The Harris campaign seemed to view social media as simply a battleground in a larger war of coolness, as if making obscure references and mocking the other side were somehow a winning strategy in a contest of appealing to the largest possible number of people. The Trump campaign, meanwhile, remembered that while it’s fun to fuck around online, the internet is also a great to way to reach a shitload of people, very quickly and cheaply. 

Enter Barron Trump. 

In general, I feel bad for Barron Trump. It feels like there’s an alternate reality in which his dad never ran for president and Barron, who is six foot seven, spent all of middle and high school getting really into basketball, developing his jump shot and footwork, killing it on the AAU circuit, and eventually got recruited to Kansas or whatever and was a perfectly serviceable 3-and-D wing who was a fan favorite because his dad was the guy from The Apprentice.

But this was not Barron Trump’s fate. Instead, his dad became the president, and Barron seemingly spent a lot of time inside some remote room in the White House, playing video games and using the internet. I guess he still could have gotten really into basketball but it would have probably been harder because of all the Secret Service people around, plus there are greater social penalties when your dad is a divisive politician than there are when your dad’s an apolitical goofy rich guy. For whatever reason, though, Barron Trump does not play basketball and instead attends NYU, where he is the King of Zyn Rizz or whatever. 

In his capacity as King of Zyn Rizz, though, Barron Trump ended up being wildly useful to the Trump campaign: When Don’s people gave him a list of “bro podcasts” they thought he should go on, he told them to run the names by Barron. When Trump went on the podcasts themselves, a lot of the time he’d be like “I don’t know who the hell you are, but my son, he loves you!” Then, Trump would fucking kick ass at being on the bro podcast, because he is a bro and loves rambling at people who think he’s cool. 

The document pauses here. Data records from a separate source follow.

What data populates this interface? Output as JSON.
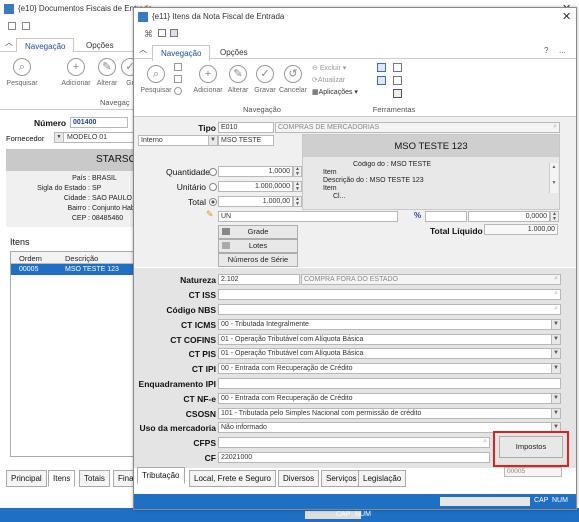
{
  "back": {
    "title": "{e10} Documentos Fiscais de Entrada",
    "ribbon_tabs": [
      "Navegação",
      "Opções"
    ],
    "buttons": [
      "Pesquisar",
      "Adicionar",
      "Alterar",
      "Gr"
    ],
    "group": "Navegaç",
    "numero_label": "Número",
    "numero_value": "001400",
    "fornecedor_label": "Fornecedor",
    "fornecedor_value": "MODELO 01",
    "company": "STARSOFT INDU",
    "info_rows": [
      {
        "label": "País :",
        "value": "BRASIL"
      },
      {
        "label": "Sigla do Estado :",
        "value": "SP"
      },
      {
        "label": "Cidade :",
        "value": "SAO PAULO"
      },
      {
        "label": "Bairro :",
        "value": "Conjunto Hab"
      },
      {
        "label": "CEP :",
        "value": "08485460"
      }
    ],
    "itens_label": "Itens",
    "grid_headers": [
      "Ordem",
      "Descrição"
    ],
    "grid_row": {
      "ordem": "00005",
      "descricao": "MSO TESTE 123"
    },
    "bottom_tabs": [
      "Principal",
      "Itens",
      "Totais",
      "Finan"
    ],
    "status": [
      "CAP",
      "NUM"
    ]
  },
  "front": {
    "title": "{e11} Itens da Nota Fiscal de Entrada",
    "ribbon_tabs": [
      "Navegação",
      "Opções"
    ],
    "ribbon_right": [
      "?",
      "..."
    ],
    "buttons": [
      "Pesquisar",
      "Adicionar",
      "Alterar",
      "Gravar",
      "Cancelar"
    ],
    "small_buttons": [
      "Excluir",
      "Atualizar",
      "Aplicações"
    ],
    "groups": [
      "Navegação",
      "Ferramentas"
    ],
    "tipo_label": "Tipo",
    "tipo_value": "E010",
    "tipo_desc": "COMPRAS DE MERCADORIAS",
    "interno_value": "Interno",
    "produto_value": "MSO TESTE",
    "produto_title": "MSO TESTE 123",
    "produto_info": [
      "Código do : MSO TESTE",
      "Item",
      "Descrição do : MSO TESTE 123",
      "Item",
      "Cl..."
    ],
    "qtd_label": "Quantidade",
    "qtd_value": "1,0000",
    "unit_label": "Unitário",
    "unit_value": "1.000,0000",
    "total_label": "Total",
    "total_value": "1.000,00",
    "un_value": "UN",
    "pct_value": "0,0000",
    "total_liquido_label": "Total Líquido",
    "total_liquido_value": "1.000,00",
    "grade_btn": "Grade",
    "lotes_btn": "Lotes",
    "series_btn": "Números de Série",
    "natureza_label": "Natureza",
    "natureza_value": "2.102",
    "natureza_desc": "COMPRA FORA DO ESTADO",
    "ctiss_label": "CT ISS",
    "nbs_label": "Código NBS",
    "tax_rows": [
      {
        "label": "CT ICMS",
        "value": "00 - Tributada Integralmente"
      },
      {
        "label": "CT COFINS",
        "value": "01 - Operação Tributável com Alíquota Básica"
      },
      {
        "label": "CT PIS",
        "value": "01 - Operação Tributável com Alíquota Básica"
      },
      {
        "label": "CT IPI",
        "value": "00 - Entrada com Recuperação de Crédito"
      },
      {
        "label": "Enquadramento IPI",
        "value": ""
      },
      {
        "label": "CT NF-e",
        "value": "00 - Entrada com Recuperação de Crédito"
      },
      {
        "label": "CSOSN",
        "value": "101 - Tributada pelo Simples Nacional com permissão de crédito"
      },
      {
        "label": "Uso da mercadoria",
        "value": "Não informado"
      }
    ],
    "cfps_label": "CFPS",
    "cf_label": "CF",
    "cf_value": "22021000",
    "impostos_btn": "Impostos",
    "order_value": "00005",
    "tabs": [
      "Tributação",
      "Local, Frete e Seguro",
      "Diversos",
      "Serviços",
      "Legislação"
    ],
    "status": [
      "CAP",
      "NUM"
    ],
    "highlight_color": "#e02020"
  }
}
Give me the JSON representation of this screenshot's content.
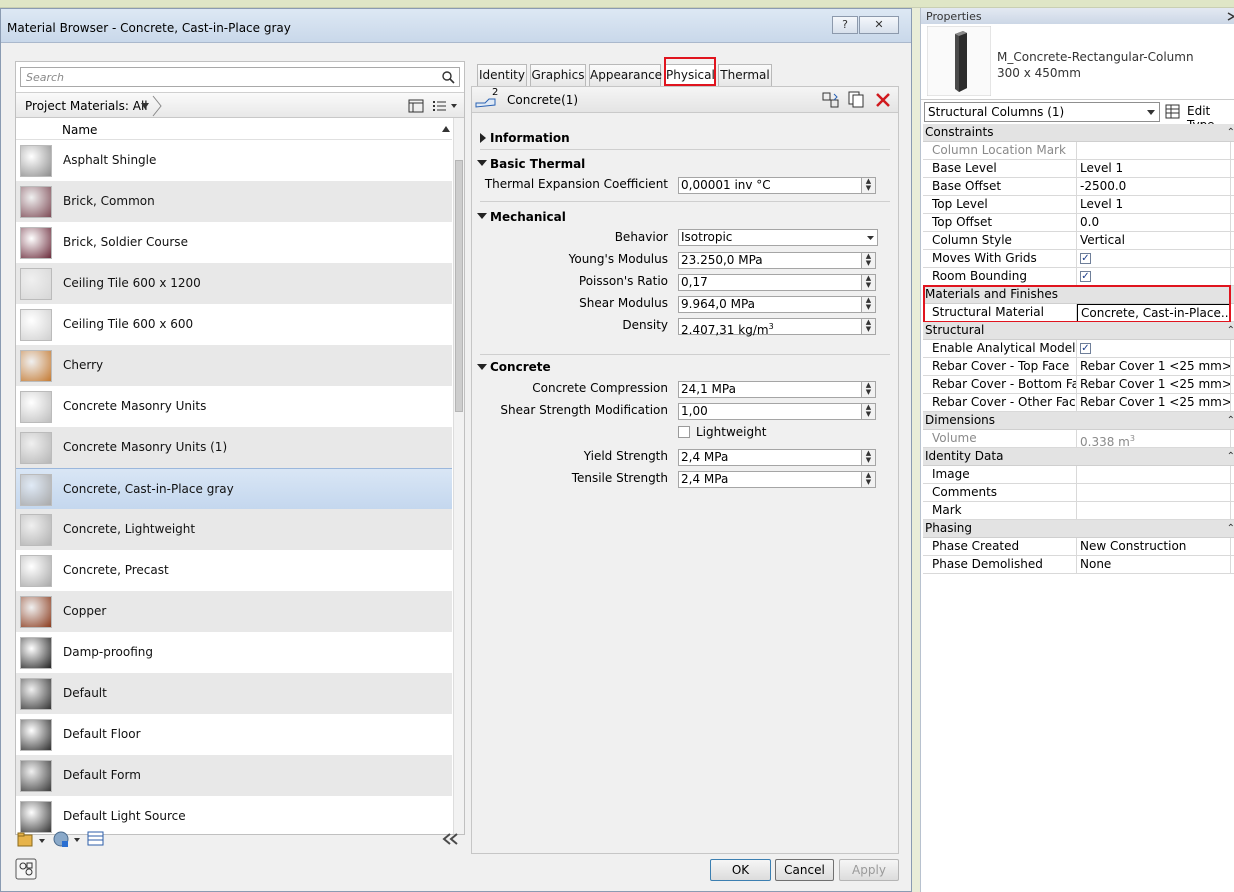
{
  "dialog": {
    "title": "Material Browser - Concrete, Cast-in-Place gray",
    "help_btn": "?",
    "close_btn": "✕",
    "search_placeholder": "Search",
    "filter_label": "Project Materials: All",
    "column_name": "Name",
    "materials": [
      {
        "name": "Asphalt Shingle",
        "color": "#8c8c8c"
      },
      {
        "name": "Brick, Common",
        "color": "#7d4a55"
      },
      {
        "name": "Brick, Soldier Course",
        "color": "#6a2a3a"
      },
      {
        "name": "Ceiling Tile 600 x 1200",
        "color": "#d6d6d6"
      },
      {
        "name": "Ceiling Tile 600 x 600",
        "color": "#cfcfcf"
      },
      {
        "name": "Cherry",
        "color": "#c47a32"
      },
      {
        "name": "Concrete Masonry Units",
        "color": "#bdbdbd"
      },
      {
        "name": "Concrete Masonry Units (1)",
        "color": "#b5b5b5"
      },
      {
        "name": "Concrete, Cast-in-Place gray",
        "color": "#a9a9a9",
        "selected": true
      },
      {
        "name": "Concrete, Lightweight",
        "color": "#b0b0b0"
      },
      {
        "name": "Concrete, Precast",
        "color": "#a8a8a8"
      },
      {
        "name": "Copper",
        "color": "#8a3a1c"
      },
      {
        "name": "Damp-proofing",
        "color": "#222222"
      },
      {
        "name": "Default",
        "color": "#333333"
      },
      {
        "name": "Default Floor",
        "color": "#2e2e2e"
      },
      {
        "name": "Default Form",
        "color": "#3a3a3a"
      },
      {
        "name": "Default Light Source",
        "color": "#333333"
      }
    ],
    "tabs": [
      "Identity",
      "Graphics",
      "Appearance",
      "Physical",
      "Thermal"
    ],
    "active_tab": "Physical",
    "asset_count": "2",
    "asset_name": "Concrete(1)",
    "sections": {
      "information": "Information",
      "basic_thermal": "Basic Thermal",
      "mechanical": "Mechanical",
      "concrete": "Concrete"
    },
    "thermal_expansion_label": "Thermal Expansion Coefficient",
    "thermal_expansion_value": "0,00001 inv °C",
    "behavior_label": "Behavior",
    "behavior_value": "Isotropic",
    "youngs_label": "Young's Modulus",
    "youngs_value": "23.250,0 MPa",
    "poisson_label": "Poisson's Ratio",
    "poisson_value": "0,17",
    "shear_label": "Shear Modulus",
    "shear_value": "9.964,0 MPa",
    "density_label": "Density",
    "density_value": "2.407,31 kg/m",
    "density_sup": "3",
    "compression_label": "Concrete Compression",
    "compression_value": "24,1 MPa",
    "shear_mod_label": "Shear Strength Modification",
    "shear_mod_value": "1,00",
    "lightweight_label": "Lightweight",
    "yield_label": "Yield Strength",
    "yield_value": "2,4 MPa",
    "tensile_label": "Tensile Strength",
    "tensile_value": "2,4 MPa",
    "ok": "OK",
    "cancel": "Cancel",
    "apply": "Apply"
  },
  "properties": {
    "title": "Properties",
    "type_name": "M_Concrete-Rectangular-Column",
    "type_size": "300 x 450mm",
    "selector": "Structural Columns (1)",
    "edit_type": "Edit Type",
    "groups": {
      "constraints": "Constraints",
      "materials": "Materials and Finishes",
      "structural": "Structural",
      "dimensions": "Dimensions",
      "identity": "Identity Data",
      "phasing": "Phasing"
    },
    "rows": {
      "column_location_mark": "Column Location Mark",
      "base_level": "Base Level",
      "base_level_v": "Level 1",
      "base_offset": "Base Offset",
      "base_offset_v": "-2500.0",
      "top_level": "Top Level",
      "top_level_v": "Level 1",
      "top_offset": "Top Offset",
      "top_offset_v": "0.0",
      "column_style": "Column Style",
      "column_style_v": "Vertical",
      "moves_with_grids": "Moves With Grids",
      "room_bounding": "Room Bounding",
      "structural_material": "Structural Material",
      "structural_material_v": "Concrete, Cast-in-Place...",
      "enable_analytical": "Enable Analytical Model",
      "rebar_top": "Rebar Cover - Top Face",
      "rebar_top_v": "Rebar Cover 1 <25 mm>",
      "rebar_bottom": "Rebar Cover - Bottom Face",
      "rebar_bottom_v": "Rebar Cover 1 <25 mm>",
      "rebar_other": "Rebar Cover - Other Faces",
      "rebar_other_v": "Rebar Cover 1 <25 mm>",
      "volume": "Volume",
      "volume_v": "0.338 m",
      "volume_sup": "3",
      "image": "Image",
      "comments": "Comments",
      "mark": "Mark",
      "phase_created": "Phase Created",
      "phase_created_v": "New Construction",
      "phase_demolished": "Phase Demolished",
      "phase_demolished_v": "None"
    }
  }
}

It is likely that Barron Trump was not doing deep research into, say, the Nelk Boys. Instead, this stuff is just the logical thing that a college-aged kid who spent years sequestered in the computer/video game room would be into. These are popular things, and it doesn’t take a genius to tell a politician, “Hey, you’re missing out on the potentially transformative Total Dipshit Vote, here are some podcasts that millions of them listen to.” But, crucially, the Democrats did not think to do this. Trump did, and Barron knew about the podcasts. 

I am in no way happy that Trump won, but it is objectively funny that the Democrats wasted unfathomable amounts of money and lost, and Trump was just like “uhhhh, let’s ask Barron about the popular podcasts” and won. 


A Song Recommendation So Good It’s Worth a Dollar

Yak Ballz — “Tweak Season”

I have a grand theory that hip-hop is in a constant state of reaction against whatever’s currently hot, and if you think about what’s popping in the underground while AutoTune hyperpop-rap dominates the popular imaginary, I think it’s safe to say that REAL RAP IS ABOUT TO BE BACK, BABY!!! If this happens, then my knowledge of Stretch and Bobbito freestyles will finally be of use. 

Speaking of REAL RAP BEING BACK, the homie Yak Ballz just dropped a new EP titled Young Yashar with the producer Mondee, and you should listen to it or else. If you’re not familiar with Yak, he’s a legendary NYC rapper from the Def Jux era who was in the group Weathermen with Cage, El-P, Aesop Rock, Vast Aire, and a bunch of people whose names you might recognize if you check the features list on albums like The Cold Vein or whatever. (He just so happens to now be one of the best publicists in the game, and the next time I write a book I will be seeking his counsel, but that’s neither here nor there.)

The entire EP is fire, but if you have a weird thing where you can only listen to one song a day, then I guess go with the first track off the project, “Tweak Season.” Yak starts out doing a Slick Rick-type flow over a Clipse-type beat and proceeds to drop some of the purest gems you will hear uttered from a human mouth. Listening to it made a stolen North Face and jauntily angled, curved-rim-style baseball cap appear upon my visage. I’m glad to see that my favorite type of rap, which is about saying extremely fly shit while making it clear that you trust no one under any circumstances whatsoever, is getting another notch in the W column thanks to Yak Ballz.